Seaborne

Satellite imagery shows China using civilian ferries in sea assault drills

Recent large-scale Chinese exercises simulating a possible invasion of Taiwan included one notable element: civilian ferries. These were placed offshore and used to launch and recover amphibious assault vehicles. In total, the People’s Liberation Army Navy (PLAN) used seven ferries in its exercises.

The use of civilian ferries to reinforce military amphibious warfare vessels is not a new idea and they have been spotted in Chinese exercises for years. However, until now it was generally believed that they would only be used to bring in additional forces after a military assault; recent footage confirmed that ZTD-05 VN-16 amphibious armored vehicles were launched directly from the ferries.

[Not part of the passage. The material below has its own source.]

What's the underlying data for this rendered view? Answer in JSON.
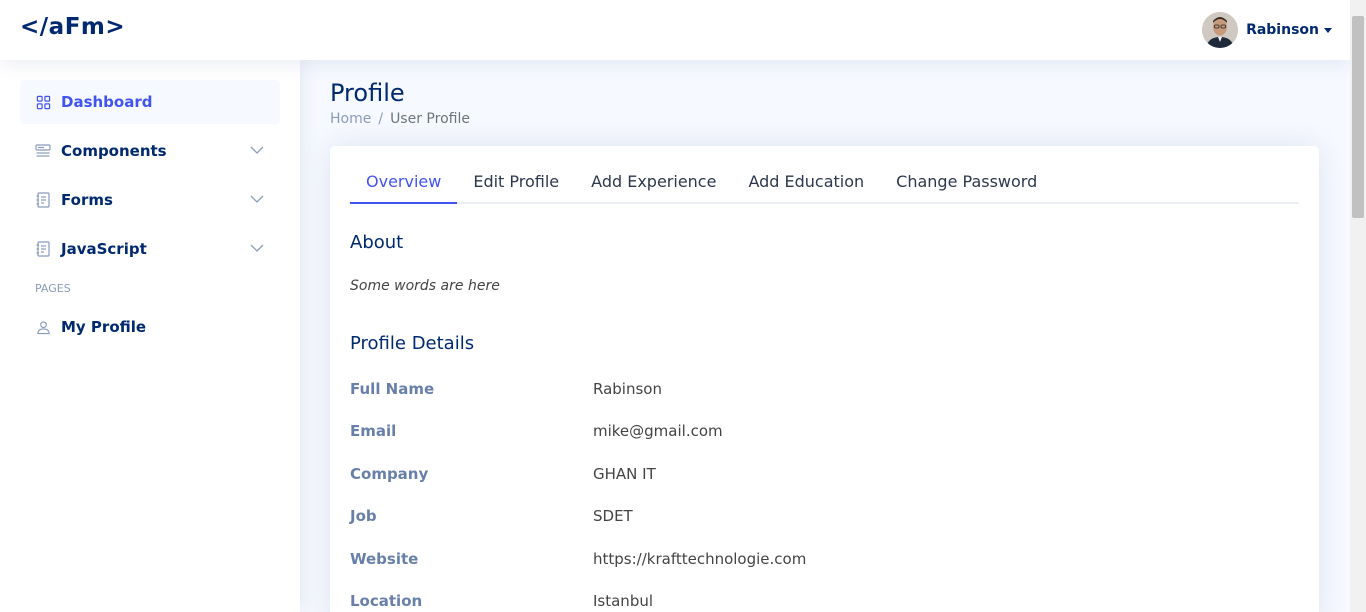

Chinese amphibious assault vehicles during training (China MoD)

While analysts had previously noted that these ships were leaving their regular routes at the end of August, it was not until the end of September that Maxar Technologies released satellite images dated August 31 of the ferries participating in the Chinese exercises. Center for a New American Security defense analyst Tom Shugart took a closer look at the footage and identified the seven ferries as Bo Hai Cui Zhu, Bo Hai Heng Tong, Bo Hai Jin Zhu, Bo Hai Jing Zhu , Bo Hai Ma Zhu, Bo Hai Yu Zhu and Bo Hai Zuan Zhu.

These ships offer extremely impressive transport capacities. The RoRo ferry Bo Hai Heng Tong alone has a parking lane 2.6 kilometers long and 3 meters wide. According to Shugart, that’s about three times the capacity of a San Antonio-class amphibious warfare ship. US military ships have to use a lot of space to support marines for weeks at sea when these civilian ferries would only have a much more limited military mission – to ferry forces across the Taiwan Strait quickly.

USS San Antonio (LPD-17) (US Navy)

China has long relied on civilian ships to augment its military forces in a wide range of contexts. Probably the most famous element of this is the “maritime militia” that China uses to defend its disputed territorial claims in the South China Sea through hybrid warfare.